AMPK's role is crucial “as energy is needed for all the key physiological processes in the body, from secreting a hormone to moving a muscle and even brain function,” Nestle said in a statement Nov. 19 disclosing its research on the enzyme.

The push into science nutrition means Nestle is going after targets that pharmaceutical companies have pursued for years.

Rigel Pharmaceuticals of San Francisco started testing its own experimental AMPK activator on humans earlier this year, to see if it can help with one of the consequences of a chronic form of vascular disease. The German drugmaker Boehringer Ingelheim is working with the Indian biotech Connexios Life Sciences to develop AMPK activators for diabetes.

The list of those who have tried to target AMPK and had no success so far, directly or through collaborations, includes Merck & Co. of the U.S. and Dr. Reddy's Laboratories of India. Merck is still at it after more than a decade of research, according to spokeswoman Pamela Eisele. Dr. Reddy's, reached via email, says it has abandoned research on the enzyme.
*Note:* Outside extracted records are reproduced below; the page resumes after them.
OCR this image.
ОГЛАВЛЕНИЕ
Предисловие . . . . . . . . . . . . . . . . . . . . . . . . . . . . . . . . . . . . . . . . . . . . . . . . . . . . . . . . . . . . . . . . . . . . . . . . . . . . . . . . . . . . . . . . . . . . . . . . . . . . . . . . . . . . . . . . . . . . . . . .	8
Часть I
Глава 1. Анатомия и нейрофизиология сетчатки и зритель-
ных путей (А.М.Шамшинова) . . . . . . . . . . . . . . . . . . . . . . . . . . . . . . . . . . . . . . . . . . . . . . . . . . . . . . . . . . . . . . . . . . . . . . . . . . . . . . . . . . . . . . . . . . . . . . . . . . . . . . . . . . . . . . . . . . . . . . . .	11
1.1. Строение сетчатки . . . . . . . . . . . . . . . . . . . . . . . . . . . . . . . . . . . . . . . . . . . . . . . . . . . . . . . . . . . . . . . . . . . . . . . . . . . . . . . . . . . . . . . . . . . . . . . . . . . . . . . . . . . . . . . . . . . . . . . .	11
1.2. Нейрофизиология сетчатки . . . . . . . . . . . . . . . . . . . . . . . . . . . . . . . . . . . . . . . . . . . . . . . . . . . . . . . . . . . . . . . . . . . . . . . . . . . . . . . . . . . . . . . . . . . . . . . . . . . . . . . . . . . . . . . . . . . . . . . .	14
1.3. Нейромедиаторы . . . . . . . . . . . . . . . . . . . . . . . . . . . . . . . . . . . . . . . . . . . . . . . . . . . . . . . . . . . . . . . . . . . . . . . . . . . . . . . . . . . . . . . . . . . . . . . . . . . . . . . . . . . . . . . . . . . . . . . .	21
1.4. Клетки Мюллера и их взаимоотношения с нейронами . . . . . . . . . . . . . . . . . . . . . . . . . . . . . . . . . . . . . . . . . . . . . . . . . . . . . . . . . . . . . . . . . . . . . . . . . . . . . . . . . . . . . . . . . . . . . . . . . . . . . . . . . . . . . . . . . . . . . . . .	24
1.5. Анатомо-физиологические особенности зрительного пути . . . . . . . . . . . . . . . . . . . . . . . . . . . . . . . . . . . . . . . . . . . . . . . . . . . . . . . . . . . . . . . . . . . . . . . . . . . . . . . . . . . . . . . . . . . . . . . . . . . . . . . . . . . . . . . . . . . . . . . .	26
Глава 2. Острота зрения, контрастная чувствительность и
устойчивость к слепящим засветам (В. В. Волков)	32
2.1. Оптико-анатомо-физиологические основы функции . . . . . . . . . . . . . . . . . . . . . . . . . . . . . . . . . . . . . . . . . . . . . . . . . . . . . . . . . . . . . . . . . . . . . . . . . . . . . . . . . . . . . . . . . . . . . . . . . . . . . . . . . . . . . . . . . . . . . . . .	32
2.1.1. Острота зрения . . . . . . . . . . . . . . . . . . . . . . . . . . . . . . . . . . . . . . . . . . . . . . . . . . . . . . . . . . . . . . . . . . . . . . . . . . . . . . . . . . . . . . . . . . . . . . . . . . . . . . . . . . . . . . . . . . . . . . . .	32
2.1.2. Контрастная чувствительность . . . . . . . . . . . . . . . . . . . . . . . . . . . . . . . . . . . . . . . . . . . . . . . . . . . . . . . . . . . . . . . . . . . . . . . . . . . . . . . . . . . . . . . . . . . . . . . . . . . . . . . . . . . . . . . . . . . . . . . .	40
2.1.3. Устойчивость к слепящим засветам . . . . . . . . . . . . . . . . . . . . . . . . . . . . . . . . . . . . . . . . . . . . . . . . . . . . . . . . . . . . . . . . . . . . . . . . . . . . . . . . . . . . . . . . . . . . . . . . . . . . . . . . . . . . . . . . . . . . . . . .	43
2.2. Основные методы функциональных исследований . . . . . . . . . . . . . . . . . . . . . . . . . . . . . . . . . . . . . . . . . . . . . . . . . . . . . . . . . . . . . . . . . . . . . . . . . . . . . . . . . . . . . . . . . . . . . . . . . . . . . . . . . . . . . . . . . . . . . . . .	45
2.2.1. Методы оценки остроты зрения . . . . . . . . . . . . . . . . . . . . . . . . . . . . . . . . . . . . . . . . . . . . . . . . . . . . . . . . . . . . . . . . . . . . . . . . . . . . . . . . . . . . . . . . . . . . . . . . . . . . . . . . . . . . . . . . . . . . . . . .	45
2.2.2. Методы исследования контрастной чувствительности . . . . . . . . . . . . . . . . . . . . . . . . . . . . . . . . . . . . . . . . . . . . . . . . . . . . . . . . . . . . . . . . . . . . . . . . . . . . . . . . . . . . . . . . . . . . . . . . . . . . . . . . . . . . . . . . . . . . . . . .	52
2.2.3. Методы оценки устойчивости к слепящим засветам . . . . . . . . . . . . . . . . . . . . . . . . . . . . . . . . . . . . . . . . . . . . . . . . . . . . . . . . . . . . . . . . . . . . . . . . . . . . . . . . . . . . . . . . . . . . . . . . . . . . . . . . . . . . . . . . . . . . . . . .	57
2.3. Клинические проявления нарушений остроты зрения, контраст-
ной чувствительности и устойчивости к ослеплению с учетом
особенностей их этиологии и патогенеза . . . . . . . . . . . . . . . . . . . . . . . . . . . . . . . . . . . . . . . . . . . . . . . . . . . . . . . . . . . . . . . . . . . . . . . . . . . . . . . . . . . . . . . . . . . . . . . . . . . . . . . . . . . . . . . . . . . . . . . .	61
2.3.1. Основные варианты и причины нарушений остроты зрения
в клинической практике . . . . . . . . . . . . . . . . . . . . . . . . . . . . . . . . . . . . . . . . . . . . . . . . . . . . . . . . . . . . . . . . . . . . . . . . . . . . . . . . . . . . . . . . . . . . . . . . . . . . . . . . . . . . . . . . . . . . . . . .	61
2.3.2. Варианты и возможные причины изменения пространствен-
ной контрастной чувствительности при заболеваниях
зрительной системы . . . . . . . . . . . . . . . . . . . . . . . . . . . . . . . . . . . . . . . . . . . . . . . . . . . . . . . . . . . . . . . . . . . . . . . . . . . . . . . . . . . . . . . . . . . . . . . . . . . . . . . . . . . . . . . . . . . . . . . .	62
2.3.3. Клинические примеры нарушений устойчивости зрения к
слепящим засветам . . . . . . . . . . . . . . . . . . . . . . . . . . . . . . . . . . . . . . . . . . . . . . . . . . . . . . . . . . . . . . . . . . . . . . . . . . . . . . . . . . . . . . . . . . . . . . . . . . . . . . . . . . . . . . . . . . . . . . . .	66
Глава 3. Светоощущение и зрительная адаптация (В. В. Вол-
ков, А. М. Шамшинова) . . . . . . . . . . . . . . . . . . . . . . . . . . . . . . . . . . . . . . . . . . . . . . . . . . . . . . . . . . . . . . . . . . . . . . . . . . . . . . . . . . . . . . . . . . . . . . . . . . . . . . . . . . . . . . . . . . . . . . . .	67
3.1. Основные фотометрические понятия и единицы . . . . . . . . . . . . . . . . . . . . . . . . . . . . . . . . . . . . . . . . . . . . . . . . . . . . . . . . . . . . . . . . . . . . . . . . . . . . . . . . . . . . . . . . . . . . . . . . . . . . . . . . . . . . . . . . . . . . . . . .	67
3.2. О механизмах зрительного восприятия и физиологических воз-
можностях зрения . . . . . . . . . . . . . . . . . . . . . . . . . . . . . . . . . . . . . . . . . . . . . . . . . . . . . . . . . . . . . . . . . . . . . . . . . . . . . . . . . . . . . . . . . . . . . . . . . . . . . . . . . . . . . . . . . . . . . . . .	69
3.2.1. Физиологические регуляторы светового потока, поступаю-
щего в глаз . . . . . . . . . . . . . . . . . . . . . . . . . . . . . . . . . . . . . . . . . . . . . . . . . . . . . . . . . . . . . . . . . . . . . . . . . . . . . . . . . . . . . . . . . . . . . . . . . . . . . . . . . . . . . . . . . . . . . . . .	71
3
One older diabetes medicine does work by stimulating AMPK. The drug, called metformin, inhibits sugar output from the liver and helps some patients slim down. Nestle doesn't plan to partner with a drugmaker for its own AMPK project, according to Sakamoto. The Vevey, Switzerland-based company's research budget of 1.5 billion Swiss francs ($1.6 billion) last year almost rivaled that of the Danish drugmaker Novo Nordisk A/S.

Naveed Sattar, a professor of metabolic medicine at the University of Glasgow, points out others have tried to develop fat-burning products before, to no avail.

“A successful attempt in producing metabolic-assisting foods that mimic exercise would be marvelous — the holy grail,” Sattar said by telephone. “But there's no such thing as a free lunch. So far no such product has ever passed clinical trials.”